By Elizabeth Sargeant
Ford’s eco-footprint has shrunk as their use of recycled water bottles in their vehicle grows. The company has been using recycled plastic in their trucks, SUVs and cars since 1990, and is now using up to 300 recycled plastic bottles to assist in the production of just one vehicle.
This equals out to approximately 1.2 billion water bottles ethically recycled a year.
“We do it because it makes sense technically and economically as much as it makes sense for the environment,” stated Thomas Sweder, a Ford Motors design engineer earlier this year.
“This material is very well suited for the parts we’re making with it, and is extremely functional.”

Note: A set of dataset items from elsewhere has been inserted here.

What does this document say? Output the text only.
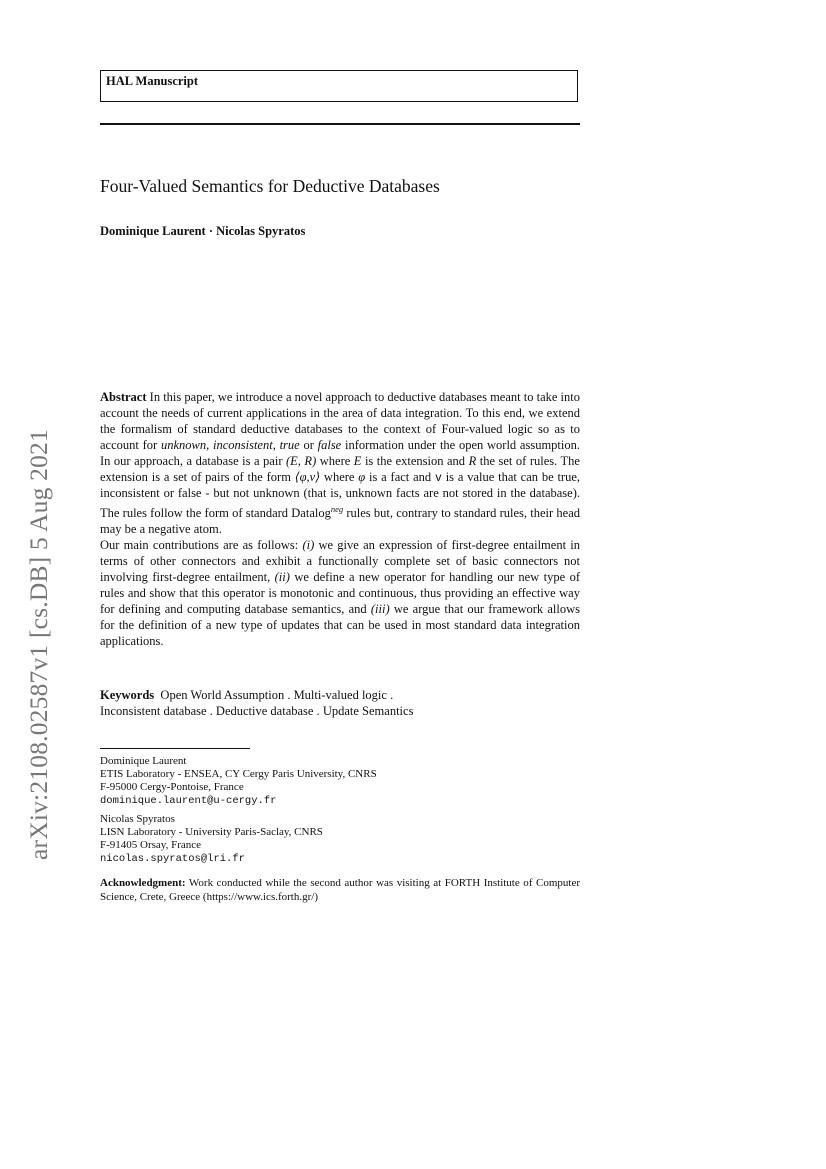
HAL Manuscript
Four-Valued Semantics for Deductive Databases
Dominique Laurent · Nicolas Spyratos
arXiv:2108.02587v1 [cs.DB] 5 Aug 2021

Abstract In this paper, we introduce a novel approach to deductive databases meant to take into account the needs of current applications in the area of data integration. To this end, we extend the formalism of standard deductive databases to the context of Four-valued logic so as to account for unknown, inconsistent, true or false information under the open world assumption. In our approach, a database is a pair (E, R) where E is the extension and R the set of rules. The extension is a set of pairs of the form ⟨φ,v⟩ where φ is a fact and v is a value that can be true, inconsistent or false - but not unknown (that is, unknown facts are not stored in the database). The rules follow the form of standard Datalog$^{neg}$ rules but, contrary to standard rules, their head may be a negative atom.

Our main contributions are as follows: (i) we give an expression of first-degree entailment in terms of other connectors and exhibit a functionally complete set of basic connectors not involving first-degree entailment, (ii) we define a new operator for handling our new type of rules and show that this operator is monotonic and continuous, thus providing an effective way for defining and computing database semantics, and (iii) we argue that our framework allows for the definition of a new type of updates that can be used in most standard data integration applications.

Keywords Open World Assumption . Multi-valued logic .
Inconsistent database . Deductive database . Update Semantics
Dominique Laurent
ETIS Laboratory - ENSEA, CY Cergy Paris University, CNRS
F-95000 Cergy-Pontoise, France
dominique.laurent@u-cergy.fr
Nicolas Spyratos
LISN Laboratory - University Paris-Saclay, CNRS
F-91405 Orsay, France
nicolas.spyratos@lri.fr
Acknowledgment: Work conducted while the second author was visiting at FORTH Institute of Computer Science, Crete, Greece (https://www.ics.forth.gr/)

According to Ford, the recycled bottles are shredded into small pieces and sold to suppliers to turn into fibres. These fibres are eventually melted into sheets of plastic for the underbody of their vehicles.
Ford has reported that the light-weight nature of the plastic improves aerodynamics in vehicles, which results in fuel efficiency, another environmental issue that pengs Ford’s interest and concern.
“The underbody shield is a large part, and for a part that big, if we use solid plastic it would likely weigh three times as much,” said Sweder.
Ford announced in February this year that they would partner with locally-sourced renewable energy sources to power their plants in efforts to lessen their carbon footprint even more and improve their own fuel efficiency.